HTTPArchive/data-pipeline

Page summary reports contain duplicates

Themanwithoutaplan opened this issue · 4 comments

I only discovered this by chance and I'm not sure how many other instances there are of but at least in the 2022-06-01 desktop query the test 220609_Dx5G_1613T (www.jnj.com) appears twice and this shouldn't be the case.

Agreed, something doesn't look right. There are 3,252 duplicate WPT IDs in the 2022_06_01_desktop table.

It's straightforward to remove the duplicates but we should also try to understand how it happened. FWIW there are 0 duplicates in the July table, so this may be unique to the streaming pipeline.
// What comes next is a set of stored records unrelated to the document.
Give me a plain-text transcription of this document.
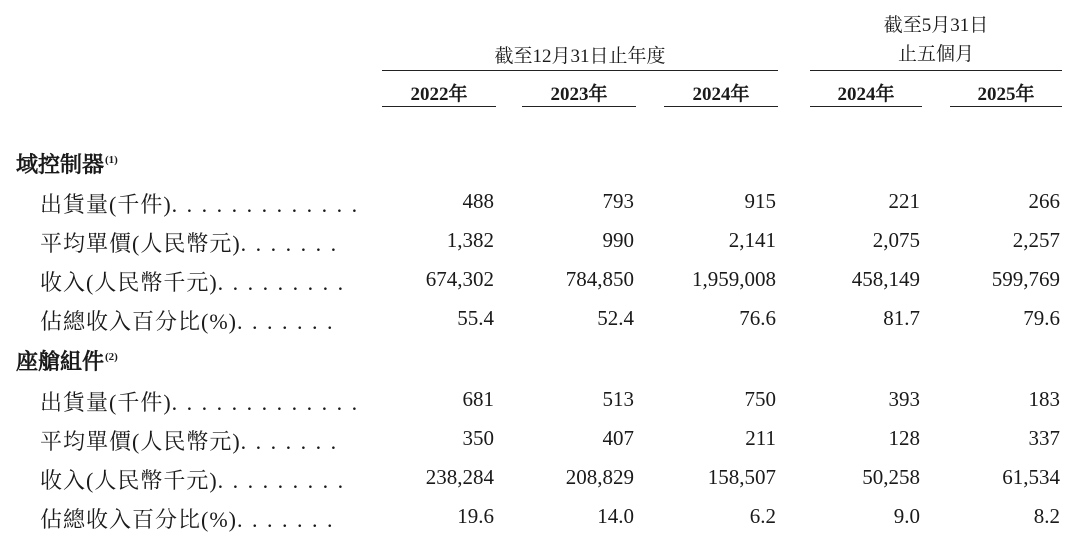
截至12月31日止年度
截至5月31日
止五個月
2022年	2023年	2024年	2024年	2025年
域控制器$^{(1)}$
出貨量(千件). . . . . . . . . . . . .	488	793	915	221	266
平均單價(人民幣元). . . . . . .	1,382	990	2,141	2,075	2,257
收入(人民幣千元). . . . . . . . .	674,302	784,850	1,959,008	458,149	599,769
佔總收入百分比(%). . . . . . .	55.4	52.4	76.6	81.7	79.6
座艙組件$^{(2)}$
出貨量(千件). . . . . . . . . . . . .	681	513	750	393	183
平均單價(人民幣元). . . . . . .	350	407	211	128	337
收入(人民幣千元). . . . . . . . .	238,284	208,829	158,507	50,258	61,534
佔總收入百分比(%). . . . . . .	19.6	14.0	6.2	9.0	8.2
2022-06 mobile - 3946 duplicates

bquxjob_14def594_1830fe5f0ad.csv

SELECT wptid, COUNT(1) as count_wptids, ARRAY_AGG(DISTINCT url) as urls, ARRAY_LENGTH(ARRAY_AGG(DISTINCT url)) as count_urls
FROM `httparchive.summary_pages.2022_06_01_mobile`
GROUP BY 1
HAVING COUNT(1) > 1
ORDER BY 2 DESC

2022-06 desktop - 3252 duplicates

bquxjob_16304447_1830fe8e23a.csv

SELECT wptid, COUNT(1) as count_wptids, ARRAY_AGG(DISTINCT url) as urls, ARRAY_LENGTH(ARRAY_AGG(DISTINCT url)) as count_urls
FROM `httparchive.summary_pages.2022_06_01_desktop`
GROUP BY 1
HAVING COUNT(1) > 1
ORDER BY 2 DESC

2022-05 desktop - 87 duplicates

bquxjob_60149832_1830ffc8781.csv

SELECT wptid, COUNT(1) as count_wptids, ARRAY_AGG(DISTINCT url) as urls, ARRAY_LENGTH(ARRAY_AGG(DISTINCT url)) as count_urls
FROM `httparchive.summary_pages.2022_05_01_desktop`
GROUP BY 1
HAVING COUNT(1) > 1
ORDER BY 2 DESC

These older jobs are harder to research, but similar to #133, this is likely due to issues encountered when implementing the streaming pipeline around that time. Since we will no longer use the streaming approach to loading BigQuery, this should not be expected in the future.

I have deduplicated these tables which were loaded around the time streaming was still in use:

  • httparchive.summary_pages.2022_06_01_mobile
  • httparchive.summary_pages.2022_06_01_desktop
  • httparchive.summary_pages.2022_05_01_desktop (mobile had no duplicates)
  • httparchive.summary_requests.2022_06_01_mobile
  • httparchive.summary_requests.2022_06_01_desktop
  • httparchive.summary_requests.2022_05_01_desktop
  • httparchive.summary_requests.2022_05_01_mobile

Great thanks @giancarloaf. Looks like we can resolve this.